The Millennium Trip – Letter #3

Salam all!

Phew! After passing through the literal, internet and alcohol deserts of Iran and Baluchistan, have finally arrived here, in Quetta, South Western Pakistan (map).

Ruins of Darius’ Palace
Persepolis, Southern Iran

The bus trip from Taftan, at the Irani border, to here is worthy of a

page on its own. Suffice to say that the 622km journey took 22 hours,

including 5 punctures, 10 Army check points at which the driver had to

bribe the relevant official – but only after he had searched the bus & stuck knives into various pieces of luggage to make his point. Leg-room fit for a midget, a family of five sitting in the two chairs next to mine, no water, no food, non-existent air con, shocks hors de combat and temperatures of up to 38.7°C!

Am traveling with a group of four others at the moment. After crossing the border we had the obligatory burning of robes and head-scarves. We had thought of dancing round the fire singing “Down with Khomeini” or something like that, but the heat got the better of us. And besides, we do like to pretend like we’re adults, even if we don’t have jobs

or houses to go back to.

Despite eating at recommended restaurants and drinking only bottled water – the latter in 2 litre bottles, sealed, purified and certified BACTERIA FREE – a few of us, myself included, have been suffering stomach cramps since arriving in Pakistan. So now we suspect that

we have been reading the label wrong all along and that really it is the water which costs 20 Rupees and the bacteria you get for free.
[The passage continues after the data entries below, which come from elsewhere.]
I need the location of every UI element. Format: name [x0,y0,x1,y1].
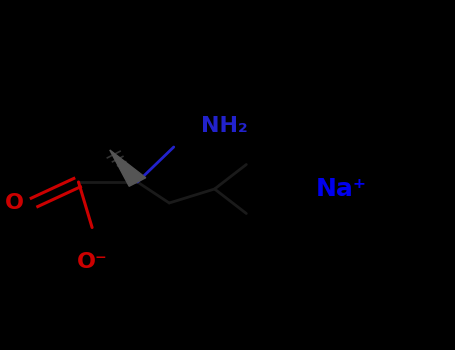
Text: O⁻: O⁻ [77,252,107,272]
Text: NH₂: NH₂ [201,116,248,136]
Text: Na⁺: Na⁺ [316,177,367,201]
Text: O: O [5,193,24,213]
Polygon shape [110,150,146,186]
Two and a half weeks into my trip and I still haven’t had the guts to wash my bum with my left hand and water like you are supposed to with these Asian squat loos. So far I have been adopting a Bring-My-Own attitude with regards to loo paper, which is all well and good, but the problem is…well, one of them anyway (the other being cramp) is that there is nowhere to leave the loo paper when I have finished.

I don’t suppose it would matter much if these were shitty (sorry) loos-at-the-bottom-of-the-garden, but almost without exception they have been spotless, tiled, colour coordinated and scrupulously attended loos. With nowhere to leave your paper!

So, what I have been doing is waiting until I am about to leave a place, e.g. a bus station before going to the loo. Then, when I have finished the business, leaving the loo paper in a corner – all neatly folded with the crap on the inside, mind – and then making my exit as quickly as possible, hopefully boarding the bus before they start searching for the phantom loo-paper crapper, or worse, before someone comes trotting after me, loo paper in hand, shouting; “Hey Meester! Meester you forgot this!”

Bam Citadel
Bam, South Eastern Iran

Thanks for all the e-mails, everyone. Please, where ever possible, refrain from sending attachments, as we pay between US$5-10 per hour of Internet use and down-loading anything larger than a byte takes about…well, let’s just say it leaves us enough time for chai (Tea Captain, but not as we know it) and a chat about the cricket.

That’s all from me for now, I leave for Pindi on the train tomorrow. So far it looks like the Indian border is still open, even if only just.